The committee in this category was chaired by Joos Vandewalle, Honorary President of the Royal Flemish Academy of Belgium for Science and the Arts and Emeritus Professor in the Department of Electrical Engineering (ESAT) at KU Leuven (Belgium), with Ron Ho, Corporate Vice President, R&D Hardware, at Lattice Semiconductor (United States) acting as secretary. Remaining members were Oussama Khatib, Professor of Computer Science and Director of the Robotics Laboratory at Stanford University (United States); Rudolf Kruse, Emeritus Professor in the Faculty of Computer Science at Otto von Guericke University Magdeburg (Germany); Mario Piattini, Professor of Computer Languages and Systems at the University of Castilla-La Mancha (Spain); Daniela Rus, Andrew (1956) and Erna Viterbi Professor of Electrical Engineering and Computer Science and Director of the Computer Science and Artificial Intelligence Laboratory (CSAIL) at Massachusetts Institute of Technology (United States); Bernhard Schölkopf, Scientific Director of the ELLIS Institute Tübingen and Director of the Empirical Inference Department at the Max Planck Institute for Intelligent Systems (Germany), and 2019 Frontiers of Knowledge Laureate in Information and Communication Technologies; and Alicia Troncoso, President of the Asociación Española para la Inteligencia Artificial (AEPIA) and a Professor and Head of the Data Science and Big Data Lab at Pablo de Olavide University (Spain).

The evaluation support panel was coordinated by Elena Cartea, Deputy Vice-President for Scientific-Technical Areas at the Spanish National Research Council (CSIC), and José Javier Ramasco Sukia, Deputy Coordinator of the Materia Global Area and Research Professor at the Institute for Interdisciplinary Physics and Complex Systems (IFISC, CSIC-UIB), and formed by Luis Fonseca Chácharo, Research Professor and Director at the Institute of Microelectronics of Barcelona (IMB-CNM, CSIC); Alberto Ibáñez Rodríguez, Tenured Scientist at the Leonardo Torres Quevedo Institute of Physical and Information Technologies (ITEFI, CSIC); Felip Manyà Serres, Scientific Researcher and Vice-Director at the Artificial Intelligence Research Institute (IIIA, CSIC); and Teresa Serrano Gotarredona, Research Professor and Director of the Seville Institute of Microelectronics (IMSE-CNM, CSIC)

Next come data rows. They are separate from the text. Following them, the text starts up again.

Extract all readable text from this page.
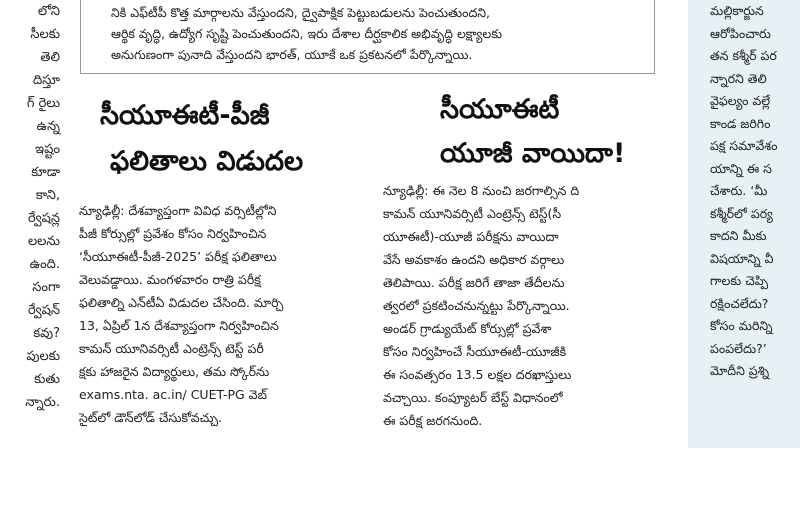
లోని
సీలకు
తెలి
దిస్తూ
గ్ రైలు
ఉన్న
ఇష్టం
కూడా
కాని,
ర్వేషన్ల
లలను
ఉంది.
సంగా
ర్వేషన్
కవు?
పులకు
కుతు
న్నారు.
నికి ఎఫ్‌టీపీ కొత్త మార్గాలను వేస్తుందని, ద్వైపాక్షిక పెట్టుబడులను పెంచుతుందని,
ఆర్థిక వృద్ధి, ఉద్యోగ సృష్టి పెంచుతుందని, ఇరు దేశాల దీర్ఘకాలిక అభివృద్ధి లక్ష్యాలకు
అనుగుణంగా పునాది వేస్తుందని భారత్, యూకే ఒక ప్రకటనలో పేర్కొన్నాయి.
సీయూఈటీ-పీజీ
ఫలితాలు విడుదల
సీయూఈటీ
యూజీ వాయిదా!
న్యూఢిల్లీ: దేశవ్యాప్తంగా వివిధ వర్సిటీల్లోని
పీజీ కోర్సుల్లో ప్రవేశం కోసం నిర్వహించిన
‘సీయూఈటీ-పీజీ-2025’ పరీక్ష ఫలితాలు
వెలువడ్డాయి. మంగళవారం రాత్రి పరీక్ష
ఫలితాల్ని ఎన్‌టీఏ విడుదల చేసింది. మార్చి
13, ఏప్రిల్ 1న దేశవ్యాప్తంగా నిర్వహించిన
కామన్ యూనివర్సిటీ ఎంట్రెన్స్ టెస్ట్ పరీ
క్షకు హాజరైన విద్యార్థులు, తమ స్కోర్‌ను
exams.nta. ac.in/ CUET-PG వెబ్
సైట్‌లో డౌన్‌లోడ్ చేసుకోవచ్చు.
న్యూఢిల్లీ: ఈ నెల 8 నుంచి జరగాల్సిన ది
కామన్ యూనివర్సిటీ ఎంట్రెన్స్ టెస్ట్(సీ
యూఈటీ)-యూజీ పరీక్షను వాయిదా
వేసే అవకాశం ఉందని అధికార వర్గాలు
తెలిపాయి. పరీక్ష జరిగే తాజా తేదీలను
త్వరలో ప్రకటించనున్నట్టు పేర్కొన్నాయి.
అండర్ గ్రాడ్యుయేట్ కోర్సుల్లో ప్రవేశా
కోసం నిర్వహించే సీయూఈటీ-యూజీకి
ఈ సంవత్సరం 13.5 లక్షల దరఖాస్తులు
వచ్చాయి. కంప్యూటర్ బేస్ట్ విధానంలో
ఈ పరీక్ష జరగనుంది.
మల్లికార్జున
ఆరోపించారు
తన కశ్మీర్ పర
న్నారని తెలి
వైఫల్యం వల్లే
కాండ జరిగిం
పక్ష సమావేశం
యాన్ని ఈ స
చేశారు. ‘మీ
కశ్మీర్‌లో పర్య
కాదని మీకు
విషయాన్ని వీ
గాలకు చెప్పి
రక్షించలేదు?
కోసం మరిన్ని
పంపలేదు?’
మోదీని ప్రశ్ని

About the BBVA Foundation Frontiers of Knowledge Awards

The BBVA Foundation centers its activity on the promotion of world-class scientific research and cultural creation, and the recognition of talent.

The BBVA Foundation Frontiers of Knowledge Awards, funded with 400,000 euros in each of their eight categories, recognize and reward contributions of singular impact in science, technology, humanities and music, privileging those that significantly enlarge the stock of knowledge in a discipline, open up new fields, or build bridges between disciplinary areas. The goal of the awards, established in 2008, is to celebrate and promote the value of knowledge as a global public good, the best instrument we have to confront the great challenges of our time and expand individual worldviews. Their eight categories address the knowledge map of the 21st century, from basic knowledge to fields devoted to understanding the natural environment, by way of other, closely connected domains like biology and medicine, economics, information technologies, social sciences and the humanities, and the universal art of music.

The BBVA Foundation is aided in this endeavor by the Spanish National Research Council (CSIC), the country’s premier public research organization. CSIC appoints evaluation support panels made up of leading experts in the corresponding knowledge area, who are charged with undertaking an initial assessment of candidates and drawing up a reasoned shortlist for the consideration of the award committees. CSIC is also responsible for designating each committee’s chair across the eight prize categories and participates in the selection of remaining members, helping to ensure objectivity in the recognition of innovation and scientific excellence.